Richard Hughes, DDS, FAAI
4/6/2014
Yes, it is very possable to have bacteria and or fungi that have been homesteading in the bone. The usual culprits are Micrococcus sp. Staphylococcus sp and Streptococcus sp., and Candida albicans. Bacteria can lie dormant for decades. Even orthodontic movement can kick up an old infection. All the posters have made valid points.
DrT
4/8/2014
I can see in the PA taken at the time of implant placement the outline of an IBD crestally. From this I conclude that there was incomplete bone fill with the graft.
Scott Ganz
4/8/2014
I like Greg's initial response... to correct the problem. However, I will have to state that a PA radiograph tells us little of what is really going on. How do we know how much width of bone was at the crest at the time of implant placement. 2mm circumstantially..? Probably not... even with the bone graft. Where was the implant placed in a buccal-lingual aspect?
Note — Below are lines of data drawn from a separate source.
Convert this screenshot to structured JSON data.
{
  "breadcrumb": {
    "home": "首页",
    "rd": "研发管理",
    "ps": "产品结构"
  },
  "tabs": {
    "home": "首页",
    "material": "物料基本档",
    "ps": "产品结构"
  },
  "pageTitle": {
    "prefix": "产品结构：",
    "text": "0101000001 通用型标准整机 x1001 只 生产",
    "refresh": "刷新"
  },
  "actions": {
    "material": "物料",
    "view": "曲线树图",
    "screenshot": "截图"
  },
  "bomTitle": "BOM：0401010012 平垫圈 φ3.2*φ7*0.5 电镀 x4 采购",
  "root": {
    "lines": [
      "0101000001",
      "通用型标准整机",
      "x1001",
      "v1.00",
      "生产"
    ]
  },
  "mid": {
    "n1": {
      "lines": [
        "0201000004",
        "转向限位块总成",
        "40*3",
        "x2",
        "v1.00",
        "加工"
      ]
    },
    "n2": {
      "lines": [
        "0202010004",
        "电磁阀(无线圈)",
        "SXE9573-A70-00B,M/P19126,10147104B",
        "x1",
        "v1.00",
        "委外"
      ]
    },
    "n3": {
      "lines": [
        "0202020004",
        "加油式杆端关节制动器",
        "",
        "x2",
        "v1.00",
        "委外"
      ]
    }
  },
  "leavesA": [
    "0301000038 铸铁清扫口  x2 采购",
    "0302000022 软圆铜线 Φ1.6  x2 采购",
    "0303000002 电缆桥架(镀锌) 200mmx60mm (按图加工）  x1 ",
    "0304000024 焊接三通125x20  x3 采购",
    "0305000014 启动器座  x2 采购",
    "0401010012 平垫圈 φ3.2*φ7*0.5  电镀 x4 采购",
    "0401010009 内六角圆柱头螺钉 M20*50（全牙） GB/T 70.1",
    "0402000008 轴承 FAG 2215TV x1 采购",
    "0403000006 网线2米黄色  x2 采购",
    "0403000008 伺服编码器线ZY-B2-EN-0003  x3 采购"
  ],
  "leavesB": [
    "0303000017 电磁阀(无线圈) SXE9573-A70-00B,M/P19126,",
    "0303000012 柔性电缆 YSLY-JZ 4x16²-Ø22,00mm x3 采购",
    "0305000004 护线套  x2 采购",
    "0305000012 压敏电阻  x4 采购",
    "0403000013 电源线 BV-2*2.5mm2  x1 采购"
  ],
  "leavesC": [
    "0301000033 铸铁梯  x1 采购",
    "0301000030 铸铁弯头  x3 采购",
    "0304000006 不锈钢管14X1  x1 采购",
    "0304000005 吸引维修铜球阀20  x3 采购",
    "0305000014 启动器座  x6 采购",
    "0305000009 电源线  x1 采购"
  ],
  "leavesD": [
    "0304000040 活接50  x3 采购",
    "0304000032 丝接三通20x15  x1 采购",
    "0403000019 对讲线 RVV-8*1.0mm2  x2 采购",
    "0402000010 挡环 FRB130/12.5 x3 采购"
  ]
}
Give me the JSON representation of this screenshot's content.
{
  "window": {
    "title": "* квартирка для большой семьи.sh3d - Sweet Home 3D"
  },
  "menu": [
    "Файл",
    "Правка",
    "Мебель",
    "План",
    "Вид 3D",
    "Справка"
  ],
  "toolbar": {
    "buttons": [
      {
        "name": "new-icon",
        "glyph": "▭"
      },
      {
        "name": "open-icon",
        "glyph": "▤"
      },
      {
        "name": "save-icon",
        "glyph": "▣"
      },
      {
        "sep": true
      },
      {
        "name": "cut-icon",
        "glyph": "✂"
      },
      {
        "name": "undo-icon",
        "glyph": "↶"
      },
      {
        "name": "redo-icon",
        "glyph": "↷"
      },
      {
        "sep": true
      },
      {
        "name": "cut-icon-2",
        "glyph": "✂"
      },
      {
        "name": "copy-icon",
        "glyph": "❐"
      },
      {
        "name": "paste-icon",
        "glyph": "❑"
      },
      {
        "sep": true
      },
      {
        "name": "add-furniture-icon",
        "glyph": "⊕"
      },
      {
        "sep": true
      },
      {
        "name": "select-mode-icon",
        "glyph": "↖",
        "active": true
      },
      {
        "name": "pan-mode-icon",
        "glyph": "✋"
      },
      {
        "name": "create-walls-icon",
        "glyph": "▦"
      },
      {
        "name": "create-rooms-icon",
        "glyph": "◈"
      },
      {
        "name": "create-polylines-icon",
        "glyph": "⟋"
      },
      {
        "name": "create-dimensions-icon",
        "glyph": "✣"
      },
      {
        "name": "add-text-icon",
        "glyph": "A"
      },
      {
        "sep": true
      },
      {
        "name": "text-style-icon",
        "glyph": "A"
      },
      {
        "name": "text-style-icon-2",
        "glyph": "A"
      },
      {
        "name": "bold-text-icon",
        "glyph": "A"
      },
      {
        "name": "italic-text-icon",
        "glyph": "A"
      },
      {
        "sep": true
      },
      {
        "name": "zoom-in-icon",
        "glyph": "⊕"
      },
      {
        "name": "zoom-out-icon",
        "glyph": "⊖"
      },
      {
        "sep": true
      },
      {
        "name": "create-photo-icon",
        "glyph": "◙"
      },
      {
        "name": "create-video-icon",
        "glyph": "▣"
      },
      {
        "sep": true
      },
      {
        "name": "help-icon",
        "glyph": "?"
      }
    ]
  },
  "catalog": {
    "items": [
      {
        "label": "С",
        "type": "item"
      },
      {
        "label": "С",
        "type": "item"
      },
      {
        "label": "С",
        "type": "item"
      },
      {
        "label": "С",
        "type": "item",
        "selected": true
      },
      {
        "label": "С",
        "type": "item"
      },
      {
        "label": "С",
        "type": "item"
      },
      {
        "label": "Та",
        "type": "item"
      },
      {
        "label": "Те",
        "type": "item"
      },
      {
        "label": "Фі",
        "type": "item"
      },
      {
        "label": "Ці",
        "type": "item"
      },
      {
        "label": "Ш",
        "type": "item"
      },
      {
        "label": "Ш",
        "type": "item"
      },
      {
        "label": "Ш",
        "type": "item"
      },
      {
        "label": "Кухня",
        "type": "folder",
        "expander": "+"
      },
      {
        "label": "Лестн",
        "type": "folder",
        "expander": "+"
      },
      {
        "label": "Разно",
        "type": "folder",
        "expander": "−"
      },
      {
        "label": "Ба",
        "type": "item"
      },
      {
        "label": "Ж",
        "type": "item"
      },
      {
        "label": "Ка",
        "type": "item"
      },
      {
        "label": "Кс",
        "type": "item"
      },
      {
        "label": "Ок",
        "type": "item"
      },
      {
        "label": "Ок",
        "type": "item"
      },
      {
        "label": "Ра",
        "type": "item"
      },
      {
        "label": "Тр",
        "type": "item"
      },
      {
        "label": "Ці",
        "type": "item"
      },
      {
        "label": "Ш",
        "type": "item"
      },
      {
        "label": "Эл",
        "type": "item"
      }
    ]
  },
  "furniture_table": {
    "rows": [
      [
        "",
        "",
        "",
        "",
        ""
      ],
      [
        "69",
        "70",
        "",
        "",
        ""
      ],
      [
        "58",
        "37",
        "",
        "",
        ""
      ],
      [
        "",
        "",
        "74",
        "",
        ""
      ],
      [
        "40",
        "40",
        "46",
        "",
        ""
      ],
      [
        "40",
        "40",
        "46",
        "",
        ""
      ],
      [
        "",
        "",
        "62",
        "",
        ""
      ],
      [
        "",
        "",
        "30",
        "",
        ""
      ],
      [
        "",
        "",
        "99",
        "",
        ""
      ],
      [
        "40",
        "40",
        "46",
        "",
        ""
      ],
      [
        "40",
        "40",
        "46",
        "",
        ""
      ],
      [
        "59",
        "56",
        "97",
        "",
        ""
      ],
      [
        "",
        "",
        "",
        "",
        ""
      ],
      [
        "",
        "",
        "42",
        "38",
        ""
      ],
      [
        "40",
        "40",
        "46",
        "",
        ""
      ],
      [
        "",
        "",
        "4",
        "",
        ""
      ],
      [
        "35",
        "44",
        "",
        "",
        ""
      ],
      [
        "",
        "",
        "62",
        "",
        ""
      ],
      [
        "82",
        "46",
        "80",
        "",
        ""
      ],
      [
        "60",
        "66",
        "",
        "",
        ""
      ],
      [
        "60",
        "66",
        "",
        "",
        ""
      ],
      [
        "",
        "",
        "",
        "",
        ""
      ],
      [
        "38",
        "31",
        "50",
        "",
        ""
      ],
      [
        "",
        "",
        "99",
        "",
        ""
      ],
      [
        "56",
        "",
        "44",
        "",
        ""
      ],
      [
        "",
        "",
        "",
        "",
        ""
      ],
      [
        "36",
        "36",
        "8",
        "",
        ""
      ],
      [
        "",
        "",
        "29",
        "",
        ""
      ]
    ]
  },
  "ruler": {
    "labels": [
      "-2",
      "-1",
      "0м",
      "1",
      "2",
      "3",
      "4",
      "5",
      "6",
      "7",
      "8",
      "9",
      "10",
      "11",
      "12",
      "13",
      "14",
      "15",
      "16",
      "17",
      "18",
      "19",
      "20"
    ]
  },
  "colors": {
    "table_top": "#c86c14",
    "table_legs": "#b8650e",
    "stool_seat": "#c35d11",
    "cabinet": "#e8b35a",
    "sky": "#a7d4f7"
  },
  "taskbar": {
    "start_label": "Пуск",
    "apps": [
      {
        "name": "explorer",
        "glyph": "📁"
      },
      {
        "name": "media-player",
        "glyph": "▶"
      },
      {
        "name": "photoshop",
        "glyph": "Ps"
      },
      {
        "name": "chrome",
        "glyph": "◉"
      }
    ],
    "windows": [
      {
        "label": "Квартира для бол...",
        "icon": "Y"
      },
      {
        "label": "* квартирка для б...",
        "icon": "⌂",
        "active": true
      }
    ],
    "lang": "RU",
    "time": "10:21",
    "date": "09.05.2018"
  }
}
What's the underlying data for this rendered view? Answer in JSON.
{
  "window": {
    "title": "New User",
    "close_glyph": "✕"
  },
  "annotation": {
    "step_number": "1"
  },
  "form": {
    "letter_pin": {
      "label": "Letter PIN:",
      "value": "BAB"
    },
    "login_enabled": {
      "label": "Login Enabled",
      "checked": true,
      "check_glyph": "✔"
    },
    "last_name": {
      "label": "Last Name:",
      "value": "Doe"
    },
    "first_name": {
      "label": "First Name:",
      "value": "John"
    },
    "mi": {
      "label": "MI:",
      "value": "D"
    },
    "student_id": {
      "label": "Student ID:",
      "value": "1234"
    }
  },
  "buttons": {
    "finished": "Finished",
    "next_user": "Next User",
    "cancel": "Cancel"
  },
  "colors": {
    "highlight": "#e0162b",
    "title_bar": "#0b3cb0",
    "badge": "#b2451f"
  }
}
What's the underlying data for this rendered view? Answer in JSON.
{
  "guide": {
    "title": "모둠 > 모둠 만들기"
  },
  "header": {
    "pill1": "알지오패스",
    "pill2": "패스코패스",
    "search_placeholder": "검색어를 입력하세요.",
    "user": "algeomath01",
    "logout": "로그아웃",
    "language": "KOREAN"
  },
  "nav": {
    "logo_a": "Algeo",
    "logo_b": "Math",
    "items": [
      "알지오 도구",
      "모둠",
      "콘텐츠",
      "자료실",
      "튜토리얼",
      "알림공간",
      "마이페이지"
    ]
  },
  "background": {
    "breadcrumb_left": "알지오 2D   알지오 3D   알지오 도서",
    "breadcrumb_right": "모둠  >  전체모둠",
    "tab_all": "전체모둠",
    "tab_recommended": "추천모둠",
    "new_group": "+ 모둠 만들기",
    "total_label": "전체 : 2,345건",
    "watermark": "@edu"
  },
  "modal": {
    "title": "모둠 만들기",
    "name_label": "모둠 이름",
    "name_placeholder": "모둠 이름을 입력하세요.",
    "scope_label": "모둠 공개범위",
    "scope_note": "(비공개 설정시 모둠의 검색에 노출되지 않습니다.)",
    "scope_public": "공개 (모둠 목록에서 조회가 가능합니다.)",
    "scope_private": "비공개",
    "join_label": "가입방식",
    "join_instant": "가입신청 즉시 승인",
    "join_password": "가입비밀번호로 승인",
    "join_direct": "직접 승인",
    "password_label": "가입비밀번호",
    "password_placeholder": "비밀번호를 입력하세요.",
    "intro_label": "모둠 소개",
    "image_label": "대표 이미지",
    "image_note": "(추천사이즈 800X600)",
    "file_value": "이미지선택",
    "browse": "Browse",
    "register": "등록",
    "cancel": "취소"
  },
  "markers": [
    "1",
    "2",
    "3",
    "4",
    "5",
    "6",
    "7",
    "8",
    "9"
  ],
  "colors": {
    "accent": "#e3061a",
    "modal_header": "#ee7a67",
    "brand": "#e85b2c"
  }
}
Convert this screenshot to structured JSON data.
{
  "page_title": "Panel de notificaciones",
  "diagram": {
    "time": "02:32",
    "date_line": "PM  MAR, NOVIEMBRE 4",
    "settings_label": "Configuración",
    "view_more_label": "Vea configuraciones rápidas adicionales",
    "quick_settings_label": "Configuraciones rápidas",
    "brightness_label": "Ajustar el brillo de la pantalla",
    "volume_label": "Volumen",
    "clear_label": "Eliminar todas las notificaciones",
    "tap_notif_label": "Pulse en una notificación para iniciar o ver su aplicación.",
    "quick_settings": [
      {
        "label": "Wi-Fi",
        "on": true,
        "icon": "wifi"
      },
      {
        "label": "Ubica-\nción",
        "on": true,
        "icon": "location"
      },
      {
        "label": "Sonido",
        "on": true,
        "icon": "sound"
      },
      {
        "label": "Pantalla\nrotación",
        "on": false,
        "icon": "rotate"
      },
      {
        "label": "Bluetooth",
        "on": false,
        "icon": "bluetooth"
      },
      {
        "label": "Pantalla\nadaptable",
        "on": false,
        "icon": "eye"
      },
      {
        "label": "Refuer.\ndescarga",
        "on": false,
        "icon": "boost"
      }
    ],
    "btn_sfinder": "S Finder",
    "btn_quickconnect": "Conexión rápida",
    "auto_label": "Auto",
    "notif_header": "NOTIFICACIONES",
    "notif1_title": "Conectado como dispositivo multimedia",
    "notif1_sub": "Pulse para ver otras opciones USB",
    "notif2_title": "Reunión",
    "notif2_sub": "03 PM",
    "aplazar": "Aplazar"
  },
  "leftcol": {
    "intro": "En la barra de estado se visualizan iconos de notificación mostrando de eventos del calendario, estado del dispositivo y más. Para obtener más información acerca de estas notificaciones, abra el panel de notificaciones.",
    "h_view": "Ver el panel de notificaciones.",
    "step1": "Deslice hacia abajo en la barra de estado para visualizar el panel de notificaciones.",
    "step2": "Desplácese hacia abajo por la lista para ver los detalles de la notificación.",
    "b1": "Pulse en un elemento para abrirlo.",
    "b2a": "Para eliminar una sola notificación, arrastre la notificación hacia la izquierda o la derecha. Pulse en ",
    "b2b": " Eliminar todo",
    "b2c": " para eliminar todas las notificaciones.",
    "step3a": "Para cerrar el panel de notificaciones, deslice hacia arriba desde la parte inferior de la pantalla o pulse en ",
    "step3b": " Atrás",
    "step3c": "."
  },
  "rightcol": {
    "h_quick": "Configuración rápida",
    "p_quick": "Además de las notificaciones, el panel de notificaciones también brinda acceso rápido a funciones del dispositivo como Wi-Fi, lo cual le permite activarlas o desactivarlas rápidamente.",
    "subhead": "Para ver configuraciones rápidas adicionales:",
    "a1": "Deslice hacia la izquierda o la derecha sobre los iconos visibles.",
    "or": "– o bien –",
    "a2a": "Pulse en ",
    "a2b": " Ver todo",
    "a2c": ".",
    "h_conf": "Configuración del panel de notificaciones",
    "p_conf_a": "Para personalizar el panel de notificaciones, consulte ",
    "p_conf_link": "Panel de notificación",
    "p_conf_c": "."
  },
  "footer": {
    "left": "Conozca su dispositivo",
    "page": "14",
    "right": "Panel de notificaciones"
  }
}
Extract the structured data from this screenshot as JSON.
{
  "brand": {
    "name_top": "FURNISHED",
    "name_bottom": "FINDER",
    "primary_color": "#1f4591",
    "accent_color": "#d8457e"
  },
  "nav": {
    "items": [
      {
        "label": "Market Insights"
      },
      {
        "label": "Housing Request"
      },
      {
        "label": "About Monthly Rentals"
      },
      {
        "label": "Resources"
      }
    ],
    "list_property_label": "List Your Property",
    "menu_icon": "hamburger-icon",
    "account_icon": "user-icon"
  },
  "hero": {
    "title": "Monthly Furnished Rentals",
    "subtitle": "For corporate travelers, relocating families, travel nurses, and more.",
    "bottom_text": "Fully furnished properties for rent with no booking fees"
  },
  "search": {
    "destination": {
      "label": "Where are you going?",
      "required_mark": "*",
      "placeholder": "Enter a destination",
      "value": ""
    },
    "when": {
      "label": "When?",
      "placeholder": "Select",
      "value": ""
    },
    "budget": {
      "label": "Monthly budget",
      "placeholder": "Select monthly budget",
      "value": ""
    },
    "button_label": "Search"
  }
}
Also, were there other patient factors like smoking..? The healing collar was placed at the time of placement..? Perhaps this was a factor based upon patient factors...
Frank Scarbrough
4/9/2014
All good comments highlighting factors that merit consideration. I tend to favor the peri-implantitis theory and am concerned that if the mesial inclination of tooth #2 isn't corrected prior to final restoration of #3 implant, this will be an ongoing issue.
Dr. Gerald Rudick
4/9/2014
Frank...you are correct...best to align tooth #2....and that can be very easily accomplished either with a removable Hawley Retainer, or by increasing the width of the plastic temporary crown over a few weeks....tighten the contact point.....a week later, tighten....and so forth until the tooth is moved into the position required.